In the same way, when a pharmaceutical company tries to obtain results, either by making constant and small improvements or by getting occasional “revolutionary discoveries” of high cost and risk, it is not really an economic issue. The results of both strategies is usually quite identical. In the background, there the conflict is between a value system that sees the contribution of the company as helping doctors to do better what they already do, and a value system that is oriented towards making scientific discoveries.
Whether a company should be targeted for short-term results or with a focus on the long term is also a question of values. Financial analysts believe that companies can be presented for both approaches simultaneously. Successful entrepreneurs know something else. To be sure, each company has to produce short-term results. But in any conflict between short-term results and long-term growth, each company will determine according to its own priorities. This is not a disagreement about economics. It is basically a conflict of values regarding the function of a company and the responsibilities of management.
Value conflicts are not limited to commercial organizations. One of the fastest growing pastoral churches in the United States measures its success by the number of new parishioners. Its managers believe that what matters is how many newcomers become members of the congregations. The Good Lord will then attend to his spiritual needs, or at least the needs of a sufficient percentage. Another evangelical pastoral church believes that what matters is the spiritual growth of the people. The church relieves newcomers who associate but do not enter into their spiritual life.
Again, this is not a number issue. At first glance, it appears that the second church grows more slowly. But it retains as faithful a greater proportion of newcomers than the first. Its growth, in other words, is more solid. This is not a theological problem either, or at least it is in the background. It is a problem of values. In a public debate, one pastor argued, “Unless you come to church first, you will never find the door to the Kingdom of Heaven.”

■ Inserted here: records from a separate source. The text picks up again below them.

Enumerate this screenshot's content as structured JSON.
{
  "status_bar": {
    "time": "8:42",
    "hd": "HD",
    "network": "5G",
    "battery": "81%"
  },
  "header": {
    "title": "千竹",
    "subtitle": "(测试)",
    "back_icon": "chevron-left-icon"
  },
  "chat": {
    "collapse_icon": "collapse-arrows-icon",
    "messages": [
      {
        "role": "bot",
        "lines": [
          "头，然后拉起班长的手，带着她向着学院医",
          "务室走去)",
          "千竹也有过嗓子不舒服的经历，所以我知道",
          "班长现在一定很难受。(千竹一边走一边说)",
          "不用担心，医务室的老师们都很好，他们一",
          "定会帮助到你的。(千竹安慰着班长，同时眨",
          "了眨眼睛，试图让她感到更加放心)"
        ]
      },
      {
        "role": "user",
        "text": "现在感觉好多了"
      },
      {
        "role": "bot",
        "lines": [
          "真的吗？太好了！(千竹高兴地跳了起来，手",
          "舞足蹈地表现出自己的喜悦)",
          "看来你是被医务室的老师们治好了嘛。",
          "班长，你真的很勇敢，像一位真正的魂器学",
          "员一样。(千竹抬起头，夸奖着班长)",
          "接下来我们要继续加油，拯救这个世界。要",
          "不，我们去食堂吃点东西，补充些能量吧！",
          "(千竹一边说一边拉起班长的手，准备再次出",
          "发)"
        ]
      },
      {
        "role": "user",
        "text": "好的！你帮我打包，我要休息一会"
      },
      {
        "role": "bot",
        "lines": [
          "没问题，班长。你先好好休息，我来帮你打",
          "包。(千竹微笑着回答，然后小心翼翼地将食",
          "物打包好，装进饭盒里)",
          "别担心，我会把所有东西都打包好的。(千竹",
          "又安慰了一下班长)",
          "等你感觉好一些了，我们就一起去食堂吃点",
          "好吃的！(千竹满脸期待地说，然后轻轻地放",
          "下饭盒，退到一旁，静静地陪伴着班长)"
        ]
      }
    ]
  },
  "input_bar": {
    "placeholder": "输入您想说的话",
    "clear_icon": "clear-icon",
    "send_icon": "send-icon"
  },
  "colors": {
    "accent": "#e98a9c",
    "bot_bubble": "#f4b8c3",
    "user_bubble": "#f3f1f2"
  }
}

“No,” the other replied. “Until you first seek the door to the Kingdom of Heaven, you do not belong to the church.”
Organizations, as well as people, have values. To be effective in an organization, the values of a person must be compatible with the values of the organization. They do not need to be the same, but they must be similar enough to coexist. Otherwise, the person will not only be frustrated but will not produce results either.
A person’s strengths and the way that person performs are rarely in conflict; the two are complementary. But sometimes there is a conflict between a person’s values and their strengths. What you do well – even very well and successfully – may not match your value system. In such a case, the work may not seem worthy to dedicate life (or at least a large part of it).
If you allow me, let me add a personal note. Many years ago, I also had to decide between my values and what I was doing successfully. I was doing very well as a young investment banker in London in the mid-1930s, and the work was obviously in line with my strengths. But I did not see myself making a contribution as a portfolio manager. I realized the people were what I valued most, and I saw no point in being the richest man in the cemetery. I had no money and no other employment opportunity. Despite being in the Depression era, I resigned – and it was the right decision. In other words, the values are, and should be, the final test.